MORELAND HILLS -- The Moreland Hills Police Department will rely on the "chain of command" and no "acting chief" will be appointed while Police Chief Tom Flauto is on unpaid administrative leave after being charged with a felony.
This is according to Moreland Hills Prosecutor Santo Incorvaia, who said Wednesday that he will be fielding all media calls regarding the Moreland Hills Police Department.
Incorvaia said Wednesday that "we have a chain of command in place which we will continue to follow...officers will do the same jobs..."
Incorvaia, who served as the mayor of Maple Heights for 12 years, also said that the department will assess how things are going as they progress. According to Incorvaia, the "chain of command" in the department directly under Flauto are Lt. Kevin Wyant, and then three sergeants -- Janet Boehler, Todd Dietzel and Ross Fowler.
On Tuesday, Mayor Susan Renda told Channel 3 that she would be appointing an acting police chief Wednesday afternoon.
Incorvaia did not respond when asked if Renda had changed her mind.
The situation arises after Flauto, 68, who has been the police chief for 11 years, was placed on unpaid leave Monday afternoon.

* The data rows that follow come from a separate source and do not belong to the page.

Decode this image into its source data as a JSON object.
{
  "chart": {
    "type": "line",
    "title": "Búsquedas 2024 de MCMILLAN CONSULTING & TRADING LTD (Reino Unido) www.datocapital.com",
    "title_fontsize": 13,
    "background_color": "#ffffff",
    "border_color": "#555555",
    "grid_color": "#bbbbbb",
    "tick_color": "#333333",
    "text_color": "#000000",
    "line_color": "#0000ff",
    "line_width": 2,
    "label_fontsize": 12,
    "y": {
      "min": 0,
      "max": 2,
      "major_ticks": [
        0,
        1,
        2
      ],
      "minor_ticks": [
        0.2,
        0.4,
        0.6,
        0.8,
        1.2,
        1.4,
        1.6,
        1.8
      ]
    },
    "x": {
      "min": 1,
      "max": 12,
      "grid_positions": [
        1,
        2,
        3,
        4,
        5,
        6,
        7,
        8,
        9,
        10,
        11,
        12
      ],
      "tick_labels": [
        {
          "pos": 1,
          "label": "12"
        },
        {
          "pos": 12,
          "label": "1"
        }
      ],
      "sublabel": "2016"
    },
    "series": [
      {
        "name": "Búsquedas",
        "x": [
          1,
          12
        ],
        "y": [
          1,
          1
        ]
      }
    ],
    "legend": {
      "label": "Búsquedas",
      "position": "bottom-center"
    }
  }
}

Flauto faces a criminal charge that his lawyer, Dominic Vitantonio, says involves an allegation of improperly accessing a state database four years ago as a favor to then-Cuyahoga County Commissioner Jimmy Dimora.
Flauto is expected to appear Friday at his arraignment in Madison County Common Pleas Court on a felony charge of misuse of a computer, dating back to 2008. That is the county where the state database is located.
Vitantonio also told media outlets that Flauto did not use the Ohio Law Enforcement Gateway database for any personal purposes or reasons or any personal gain and expects that prosecutors will charge that Flauto used the database to identify the owner of a license plate on behalf of Dimora.
In 2008, Renda and the village received a subpoena from the FBI seeking records of a search on the Ohio criminal database, likely for a license plate. On Aug. 16, 2012, a second subpoena was received, this time from the Madison County Prosecutor, asking for any reports between June 1-July 15, 2008, relating to an Ohio license plate that read "GOLFER."
The actual indictment has not been publicly released by the court because it has yet to be served on Flauto because he was on vacation Feb. 18-23.
Dimora is serving a 28-year sentence in federal prison at FCI Gilmer in Glenville, West Virginia after being convicted of 33 charges in the Cuyahoga County corruption probe.
Flauto and Dimora knew each other from when Dimora was mayor of Bedford Heights and Flauto was in charge of the Bedford Heights Police Department's detective bureau.
Flauto was hired and sworn in as police chief by then-Mayor Charles M. DeGross on Jan. 21, 2002.